A palavra sacrifício podia, e devia, ser posta na mesa de dissecação. Aparece na sopa e as pessoas começam a fazer com ela o que faziam com as palavras complexas : naturalizam-noa Parece estranho naturalizar o que á se conhece? Não tanto. Conhecíamos a palavra , agora conhecemos o seu significado. Moscovici incluía esse processo nas repesentações sociais ( fez sucesso com a descrição de como o público francês naturalizou os termos psicanalíticos e foi por aí adiante). .
Agora já não se trata de fazer o ritual sagrado, mas do seu significado comum - fazer pelos outros. Quem faz, o que faz e quem são os outros?

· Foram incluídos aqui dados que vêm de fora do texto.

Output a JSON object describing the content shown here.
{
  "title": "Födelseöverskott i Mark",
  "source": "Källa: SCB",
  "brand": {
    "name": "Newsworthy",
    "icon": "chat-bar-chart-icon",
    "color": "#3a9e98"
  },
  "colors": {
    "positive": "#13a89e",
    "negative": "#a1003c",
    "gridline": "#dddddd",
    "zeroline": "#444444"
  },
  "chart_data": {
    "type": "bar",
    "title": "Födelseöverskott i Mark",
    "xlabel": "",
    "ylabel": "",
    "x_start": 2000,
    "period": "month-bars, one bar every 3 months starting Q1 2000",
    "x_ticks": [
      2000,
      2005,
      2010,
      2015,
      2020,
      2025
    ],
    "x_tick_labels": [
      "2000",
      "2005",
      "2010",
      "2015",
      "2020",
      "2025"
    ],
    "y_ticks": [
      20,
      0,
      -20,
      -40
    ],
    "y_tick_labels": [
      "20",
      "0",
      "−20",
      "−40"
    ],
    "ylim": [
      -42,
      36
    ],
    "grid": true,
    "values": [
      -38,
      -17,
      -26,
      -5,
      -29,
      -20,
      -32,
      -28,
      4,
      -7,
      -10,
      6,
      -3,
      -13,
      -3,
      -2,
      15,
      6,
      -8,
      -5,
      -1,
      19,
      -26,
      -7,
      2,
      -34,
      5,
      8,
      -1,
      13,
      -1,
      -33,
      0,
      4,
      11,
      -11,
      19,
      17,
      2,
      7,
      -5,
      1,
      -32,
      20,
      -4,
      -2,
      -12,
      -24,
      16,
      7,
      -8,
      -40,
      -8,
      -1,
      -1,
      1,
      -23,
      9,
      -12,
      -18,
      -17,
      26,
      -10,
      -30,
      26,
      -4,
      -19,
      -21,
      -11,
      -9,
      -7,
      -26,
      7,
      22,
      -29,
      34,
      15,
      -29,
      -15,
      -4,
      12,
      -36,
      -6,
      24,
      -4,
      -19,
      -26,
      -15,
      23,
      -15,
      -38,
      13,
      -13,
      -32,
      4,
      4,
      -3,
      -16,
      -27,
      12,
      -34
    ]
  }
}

1) Seria de supor que PSD e CDS, os partidos do governo, tivessem o apoio crítico de um escol intelectual capaz de ajudar as pessoas a compreender, ou a refutar, o que lhes é pedido. Não teria de ser à maneira imperial ( ver Suetónio) nem teria de ser criada a categoria de intelectuais do regime ( ou imperiais, como César fez). Bastaria pensar e escrever.
2) Nos tempos recentes, talvez por causa do Estado Novo e, depois, pelo regabofe revolucionário e pós-revolucionário, o termo intelectual adquiriu um certo ar de taberna. Um país de analfabetos transmutou-se num país de teóricos marxistas-leninistas e convivia - e convive - mal com a exigência do papel do intelectual. Quando alguém quer humilhar outro numa discussão, acusa-o de intelectual ( ou pseudo-intelectual) com o mesmo desdém com que atira filósofo e elitista. Pior é difícil.
Também é verdade que, por outro lado, se diviniza a categoria, o que é outra forma de a esvaziar. Nos meios influentes ( media, artes, universidades), o intelectual tem de ser um escritor famoso ou um catedrático recomendado. Isto convém ao batalhão dos aparelhos partidários, aos mercenários da opinião ( os escreventes de Barthes) e aos publicistas ( agora inscritos nas agências de comunicação e blogues) : permite-lhes desvalorizar quem quiser ultrapassar o estilo NovaGente, mais ou menos caceteiro, do trabalho que produzem.
3) É necessário existir uma produção de pensamento sobre as formas verbais da política de obrigações. Esquecemo-nos, por vezes, de que o discurso político abandonou a sedução da promessa e passou à dureza da exigência. A vulgarização do sacrifício e a sua redução a uma essência formal ( gastar menos,/ receber menos) são duas naturalizações que, quando a situação piorar, não bastarão.